Leute Leute: Konterfei auf vielen Hochzeitsbildern
Oberröblingen/MZ/md. - 50 Jahre lang ist er ein Meister seines Faches. 64 Berufsjahre lang kehrte er Schornsteine und Essen, war Glücksbringer. Doch einmal hatte er auch Pech. Da stürzte er vom Dach und brach sich "glücklicherweise" nur ein Bein. Sein Konterfei ziert unzählige Hochzeitsfotos und macht ihn unsterblich. Immerhin gehören zum Kehrbezirk Allstedt neun Orte. Das ist eine große Kundenschar. Auch Enkel Patrick entdeckte als gelernter Werkzeugmacher die Liebe zum neuen Beruf nicht erst, als sich die Mädels einer Schulklasse auf ihn stürzten, um den Glücksbringer zu küssen. Aber auch sonst kommt bei den drei Männern kaum Langeweile auf. Der eine genießt seinen verdienten Ruhestand, und die zwei anderen steigen weiter aufs Dach, sind bei Bauabnahmen dabei, achten auf die Einhaltung der Vorschriften.
"Es ist ein schöner Beruf. Der Kontakt mit vielen Menschen macht ihn für mich interessant", sagt Patrick Ruppe. "Man zieht von Haus zu Haus. Hier wohnt ein Doktor, da ein Landwirt, ein Stückchen weiter ein Klempner, Beamter. Da muss man sich auf jeden neu einstellen."
Edith Herrmann (71), die Ehefrau vom Altmeister, gesteht ihrerseits ein, dass sie mit Leib und Seele eine Schornsteinfegerfrau ist. Sie war im Büro angestellt, stand am Waschbrett, kämpfte mit Kernseife und Waschpulver um das Ansehen ihres Mannes, denn ein blütenweißer Mundschutz gehört unter den Kollegen der schwarzen Zunft zur Berufsehre. Natürlich erfährt der Beruf des Schornsteinfegers heute einen Wandel und ist nicht mehr ganz so schwarz. Öl- und Gasheizungen sind eine saubere Sache.
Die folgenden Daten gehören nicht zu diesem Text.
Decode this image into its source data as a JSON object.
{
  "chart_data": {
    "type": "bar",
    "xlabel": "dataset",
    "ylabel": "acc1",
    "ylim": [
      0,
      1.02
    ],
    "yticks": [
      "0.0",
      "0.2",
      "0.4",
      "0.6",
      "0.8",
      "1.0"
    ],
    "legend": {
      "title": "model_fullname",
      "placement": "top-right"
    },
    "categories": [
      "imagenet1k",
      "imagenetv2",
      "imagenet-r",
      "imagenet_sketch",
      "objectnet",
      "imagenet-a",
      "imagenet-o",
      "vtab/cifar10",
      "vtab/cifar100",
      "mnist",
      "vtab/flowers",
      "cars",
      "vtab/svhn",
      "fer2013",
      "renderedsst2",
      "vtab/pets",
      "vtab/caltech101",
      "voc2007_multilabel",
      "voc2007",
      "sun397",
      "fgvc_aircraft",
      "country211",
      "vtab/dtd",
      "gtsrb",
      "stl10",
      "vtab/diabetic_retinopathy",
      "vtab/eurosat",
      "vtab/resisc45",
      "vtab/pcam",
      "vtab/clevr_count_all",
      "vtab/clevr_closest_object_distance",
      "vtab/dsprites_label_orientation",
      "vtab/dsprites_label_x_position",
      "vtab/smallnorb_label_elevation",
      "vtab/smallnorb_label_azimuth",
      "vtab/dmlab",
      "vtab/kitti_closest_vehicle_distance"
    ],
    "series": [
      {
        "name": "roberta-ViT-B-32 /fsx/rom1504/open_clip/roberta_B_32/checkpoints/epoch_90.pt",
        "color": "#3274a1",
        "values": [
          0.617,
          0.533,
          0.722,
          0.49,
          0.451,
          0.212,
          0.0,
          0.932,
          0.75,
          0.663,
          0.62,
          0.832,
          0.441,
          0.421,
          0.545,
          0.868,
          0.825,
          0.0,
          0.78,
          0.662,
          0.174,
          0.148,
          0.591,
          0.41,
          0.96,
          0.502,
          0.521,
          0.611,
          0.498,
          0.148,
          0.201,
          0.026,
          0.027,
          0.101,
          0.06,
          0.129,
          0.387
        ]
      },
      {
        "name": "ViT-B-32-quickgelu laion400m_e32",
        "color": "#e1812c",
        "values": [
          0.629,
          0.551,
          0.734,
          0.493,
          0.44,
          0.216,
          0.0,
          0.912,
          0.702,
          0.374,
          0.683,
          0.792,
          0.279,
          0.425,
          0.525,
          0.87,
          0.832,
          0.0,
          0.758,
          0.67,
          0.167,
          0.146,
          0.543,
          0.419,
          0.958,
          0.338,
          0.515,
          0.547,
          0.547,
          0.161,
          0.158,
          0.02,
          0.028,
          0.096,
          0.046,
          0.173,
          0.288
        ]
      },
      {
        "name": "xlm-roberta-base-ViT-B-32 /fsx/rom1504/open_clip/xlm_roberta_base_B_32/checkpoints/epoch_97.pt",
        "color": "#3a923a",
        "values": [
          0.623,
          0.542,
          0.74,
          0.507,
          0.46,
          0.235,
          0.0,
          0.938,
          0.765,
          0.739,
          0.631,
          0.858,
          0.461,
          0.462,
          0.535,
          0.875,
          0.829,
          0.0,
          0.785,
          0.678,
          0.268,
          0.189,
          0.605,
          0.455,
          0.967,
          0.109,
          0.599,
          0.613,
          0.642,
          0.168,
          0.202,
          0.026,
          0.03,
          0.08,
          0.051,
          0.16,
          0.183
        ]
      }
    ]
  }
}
"Nur rund 30 Prozent der Kundschaft heizt noch auf herkömmliche Weise", nennt Roland Herrmann eine Zahl. Dass das Handwerk "Schornsteinfeger" eine Zukunft hat, steht außer Frage. "Wir müssen zwar nicht um die Kunden kämpfen, aber mit ihnen umgehen. Das ist nicht immer einfach", meint Sohn Roland. Zur Standardausrüstung gehören nicht mehr nur das Kehrgerät, sondern auch moderne Geräte zur Schadstoffmessung. Bei der Einrichtung eines neuen Büros und der Anschaffung der Arbeitsgeräte seien 35 000 bis 40 000 Euro nötig, rechnet Roland Herrmann, der seit 1981 den Meisterbrief in der Tasche hat, schnell einmal durch.
Die fossilen Brennstoffe nehmen ab, erneuerbare Energieträger rücken in den Vordergrund. Die Verarbeitung von Müll zu festen Brennstoffen ist ein Beispiel. Wie auch immer sich das Berufsbild ändern wird, die Herrmanns werden sich darauf einstellen. Doch zunächst steht für die Großfamilie am 13. Januar in der Riethgasse 3 eine Feier an. Der Altmeister wird 74.